Attheya septentrionalis

Scientific classification
- Domain: Eukaryota
- Clade: Diaphoretickes
- Clade: Sar
- Clade: Stramenopiles
- Phylum: Gyrista
- Subphylum: Ochrophytina
- Class: Bacillariophyceae
- Order: incertae sedis
- Family: Attheyaceae
- Genus: Attheya
- Species: A. septentrionalis
- Binomial name: Attheya septentrionalis ((Østrup) R.M.Crawford, 1994)

= Attheya septentrionalis =

- Authority: ((Østrup) R.M.Crawford, 1994)

Species of single-celled organism

Attheya septentrionalis is a species of diatom—microscopic, single-celled algae with silica cell walls—belonging to the genus Attheya in the family Attheyaceae. It is distinguished by its rectangular cells with long, wavy horn-like structures that project from the corners of the valve, and is primarily found attached to the undersurface of sea ice in Arctic regions. Initially classified as Chaetoceros septentrionalis when first described by the Danish diatomist Ernst Østrup in 1895, it was later transferred to the genus Gonioceros in 1990, before receiving its current classification when Richard Crawford and colleagues demonstrated in 1994 that this species should be placed within the genus Attheya due to its distinctive horn structure and ecological preferences.

==Taxonomy==

Attheya septentrionalis was initially classified within the genus Chaetoceros when first described by Ernst Østrup in 1895. It was later transferred to the genus Gonioceros as Gonioceros septentrionalis by Round, Crawford, and Mann in 1990. Its current classification came in 1994, when Richard Crawford and colleagues conducted a morphological analysis demonstrating that this species and several others should be united within the genus Attheya due to their similar horn structure and ecological preferences.

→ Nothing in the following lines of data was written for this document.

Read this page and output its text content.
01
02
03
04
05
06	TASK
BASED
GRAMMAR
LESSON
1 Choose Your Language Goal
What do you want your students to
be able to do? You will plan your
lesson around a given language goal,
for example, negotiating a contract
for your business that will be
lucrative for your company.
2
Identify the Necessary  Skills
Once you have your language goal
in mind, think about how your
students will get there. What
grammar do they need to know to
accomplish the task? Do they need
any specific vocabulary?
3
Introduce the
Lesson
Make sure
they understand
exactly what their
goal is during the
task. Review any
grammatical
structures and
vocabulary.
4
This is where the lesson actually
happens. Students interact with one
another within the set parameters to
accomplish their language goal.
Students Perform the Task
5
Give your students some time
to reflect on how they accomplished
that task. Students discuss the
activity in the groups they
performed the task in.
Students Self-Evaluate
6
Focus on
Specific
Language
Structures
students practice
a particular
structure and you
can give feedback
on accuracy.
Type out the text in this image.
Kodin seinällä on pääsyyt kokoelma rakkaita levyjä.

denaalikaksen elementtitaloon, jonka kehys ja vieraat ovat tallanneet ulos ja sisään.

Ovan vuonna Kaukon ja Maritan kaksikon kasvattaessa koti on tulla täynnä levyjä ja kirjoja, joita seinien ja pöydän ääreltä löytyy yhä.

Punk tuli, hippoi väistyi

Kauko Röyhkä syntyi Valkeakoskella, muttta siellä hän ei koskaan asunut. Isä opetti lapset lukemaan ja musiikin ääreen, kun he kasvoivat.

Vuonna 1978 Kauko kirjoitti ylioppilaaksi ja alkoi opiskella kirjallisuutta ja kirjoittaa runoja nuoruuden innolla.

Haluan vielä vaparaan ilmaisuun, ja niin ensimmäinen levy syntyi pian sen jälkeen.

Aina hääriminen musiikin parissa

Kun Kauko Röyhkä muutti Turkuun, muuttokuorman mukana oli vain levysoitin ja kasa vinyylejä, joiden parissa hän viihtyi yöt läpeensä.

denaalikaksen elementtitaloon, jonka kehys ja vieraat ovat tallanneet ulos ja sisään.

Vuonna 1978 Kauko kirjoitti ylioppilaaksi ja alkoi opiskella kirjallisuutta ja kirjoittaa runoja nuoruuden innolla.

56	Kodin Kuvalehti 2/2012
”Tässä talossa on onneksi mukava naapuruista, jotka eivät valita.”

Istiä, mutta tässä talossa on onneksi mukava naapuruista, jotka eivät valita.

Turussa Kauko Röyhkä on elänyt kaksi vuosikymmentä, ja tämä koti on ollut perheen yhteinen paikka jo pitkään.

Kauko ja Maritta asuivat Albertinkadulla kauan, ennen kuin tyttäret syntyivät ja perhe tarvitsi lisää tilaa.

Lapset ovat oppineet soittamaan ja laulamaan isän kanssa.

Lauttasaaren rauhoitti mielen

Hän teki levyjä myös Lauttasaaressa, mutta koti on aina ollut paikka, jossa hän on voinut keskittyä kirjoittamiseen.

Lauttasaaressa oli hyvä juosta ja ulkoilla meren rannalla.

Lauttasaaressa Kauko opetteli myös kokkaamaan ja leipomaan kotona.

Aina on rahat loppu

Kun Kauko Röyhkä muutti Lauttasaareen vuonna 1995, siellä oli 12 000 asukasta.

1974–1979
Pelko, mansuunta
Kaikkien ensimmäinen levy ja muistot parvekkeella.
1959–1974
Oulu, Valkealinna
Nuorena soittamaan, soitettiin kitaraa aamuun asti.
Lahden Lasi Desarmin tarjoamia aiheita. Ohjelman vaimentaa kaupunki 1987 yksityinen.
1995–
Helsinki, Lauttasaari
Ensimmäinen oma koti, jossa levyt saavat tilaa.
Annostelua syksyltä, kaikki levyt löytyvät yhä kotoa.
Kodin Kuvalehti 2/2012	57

The taxonomic history of A. septentrionalis has been complicated by confusion with similar species. In early literature, it was sometimes confused with Attheya longicornis, which shares some morphological characteristics but differs in significant ways. Historical synonyms include Chaetoceros glaciale described by Alphonse Meunier in 1910.

==Description==
Attheya septentrionalis is distinguished by its rectangular cells when viewed from the side (in girdle view). The cells typically measure 4–6 micrometres (μm) in apical axis (length) and 4–6 μm in transapical axis (width). The most distinctive feature of A. septentrionalis is its long, wavy horns (elongated silica projections) that extend from the corners of the valve. These horns project parallel to the valvar plane of the cell, creating a characteristic appearance. Each horn contains four longitudinal supporting strips that spiral around the length of the structure. The horns terminate in circular openings surrounded by short, well-defined spines.

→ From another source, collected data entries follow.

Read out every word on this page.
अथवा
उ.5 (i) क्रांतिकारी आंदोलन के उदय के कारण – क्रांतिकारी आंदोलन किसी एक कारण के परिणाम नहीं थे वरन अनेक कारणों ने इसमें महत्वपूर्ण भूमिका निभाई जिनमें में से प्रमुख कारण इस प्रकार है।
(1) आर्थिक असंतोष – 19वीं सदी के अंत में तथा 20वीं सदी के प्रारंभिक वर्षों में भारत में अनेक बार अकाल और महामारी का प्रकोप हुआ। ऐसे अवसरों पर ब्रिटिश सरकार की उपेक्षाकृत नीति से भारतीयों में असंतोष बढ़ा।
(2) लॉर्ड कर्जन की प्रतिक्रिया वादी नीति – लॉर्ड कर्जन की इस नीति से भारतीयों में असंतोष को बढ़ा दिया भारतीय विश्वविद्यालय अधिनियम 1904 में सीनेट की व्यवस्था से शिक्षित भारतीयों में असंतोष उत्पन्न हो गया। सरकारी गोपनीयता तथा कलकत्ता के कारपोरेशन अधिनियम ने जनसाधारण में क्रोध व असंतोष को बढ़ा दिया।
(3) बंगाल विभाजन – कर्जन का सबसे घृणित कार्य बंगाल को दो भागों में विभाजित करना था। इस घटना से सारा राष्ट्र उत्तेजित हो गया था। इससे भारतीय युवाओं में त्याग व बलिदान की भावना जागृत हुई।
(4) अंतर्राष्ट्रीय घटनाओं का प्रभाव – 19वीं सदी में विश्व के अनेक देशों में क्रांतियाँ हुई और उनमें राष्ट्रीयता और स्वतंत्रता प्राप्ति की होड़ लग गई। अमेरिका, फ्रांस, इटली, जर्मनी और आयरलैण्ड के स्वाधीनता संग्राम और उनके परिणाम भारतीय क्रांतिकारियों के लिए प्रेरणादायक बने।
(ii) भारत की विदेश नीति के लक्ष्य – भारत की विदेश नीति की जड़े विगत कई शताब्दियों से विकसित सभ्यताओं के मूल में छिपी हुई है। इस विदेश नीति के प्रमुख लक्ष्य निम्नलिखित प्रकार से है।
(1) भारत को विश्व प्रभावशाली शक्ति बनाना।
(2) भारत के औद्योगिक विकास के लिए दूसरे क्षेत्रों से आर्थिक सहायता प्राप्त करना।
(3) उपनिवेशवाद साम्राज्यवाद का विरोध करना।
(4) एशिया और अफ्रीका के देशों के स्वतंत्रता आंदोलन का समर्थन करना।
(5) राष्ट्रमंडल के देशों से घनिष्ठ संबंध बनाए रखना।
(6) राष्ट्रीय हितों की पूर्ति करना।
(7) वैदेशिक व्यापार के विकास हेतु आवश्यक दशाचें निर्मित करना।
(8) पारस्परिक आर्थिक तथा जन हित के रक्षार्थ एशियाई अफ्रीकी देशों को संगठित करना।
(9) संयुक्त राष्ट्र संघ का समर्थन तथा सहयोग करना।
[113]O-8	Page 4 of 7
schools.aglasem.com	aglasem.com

The valve face consists of a central area surrounded by radiating ribs and has an undifferentiated margin. Unlike many similar diatoms in the genus Chaetoceros, A. septentrionalis does not produce resting spores. The protoplast (cell contents) contains small, disc-shaped plastids (chloroplasts) and is capable of extending into the horns. When cell division occurs, the new horns form in a tightly coiled configuration within the confines of the parental girdle bands before uncoiling when released.

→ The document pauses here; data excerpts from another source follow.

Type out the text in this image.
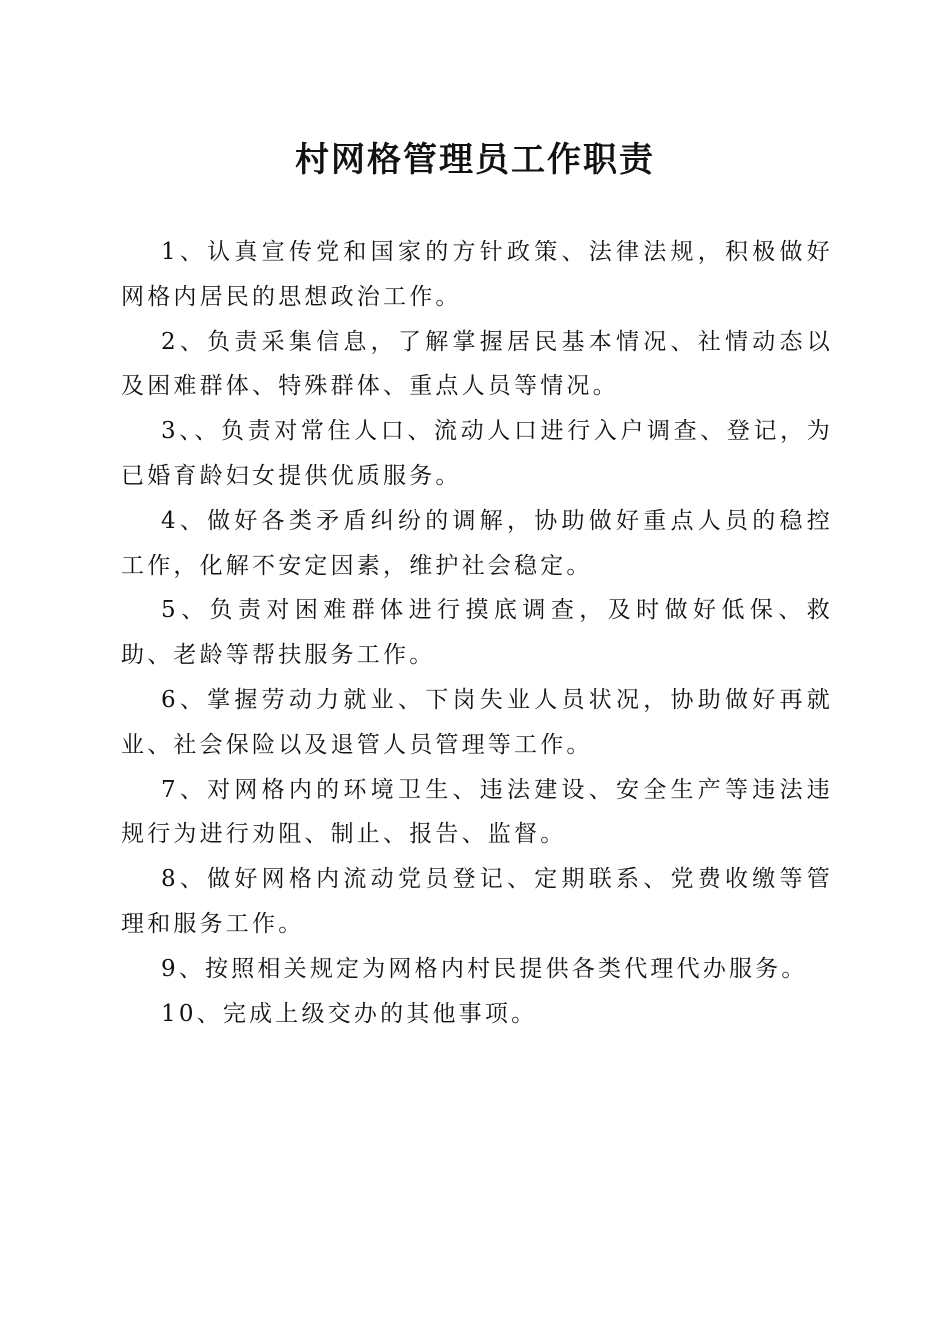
村网格管理员工作职责
1、认真宣传党和国家的方针政策、法律法规，积极做好网格内居民的思想政治工作。
2、负责采集信息，了解掌握居民基本情况、社情动态以及困难群体、特殊群体、重点人员等情况。
3、、负责对常住人口、流动人口进行入户调查、登记，为已婚育龄妇女提供优质服务。
4、做好各类矛盾纠纷的调解，协助做好重点人员的稳控工作，化解不安定因素，维护社会稳定。
5、负责对困难群体进行摸底调查，及时做好低保、救助、老龄等帮扶服务工作。
6、掌握劳动力就业、下岗失业人员状况，协助做好再就业、社会保险以及退管人员管理等工作。
7、对网格内的环境卫生、违法建设、安全生产等违法违规行为进行劝阻、制止、报告、监督。
8、做好网格内流动党员登记、定期联系、党费收缴等管理和服务工作。
9、按照相关规定为网格内村民提供各类代理代办服务。
10、完成上级交办的其他事项。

In light microscopy, A. septentrionalis is distinguished from other Attheya by having curly setae. This species is easily confused with A. longicornis but the latter have long setae that are not curly.

==Habitat and distribution==

Attheya septentrionalis is primarily found attached to the undersurface of sea ice in Arctic regions. It was originally described from samples collected from ice floes off East Greenland. The species has an unusual ecological niche, living in association with sea ice, which distinguishes it from many related diatoms.

When sea ice melts, A. septentrionalis can be released into the water column and found in the plankton. It appears to be specifically adapted to low temperature environments and is considered characteristic of Arctic marine ecosystems.

Unlike many closely related species that inhabit sandy beaches or form associations with other planktonic organisms, A. septentrionalis has evolved specific adaptations for attachment to ice substrates, representing a specialized ecological strategy among diatoms.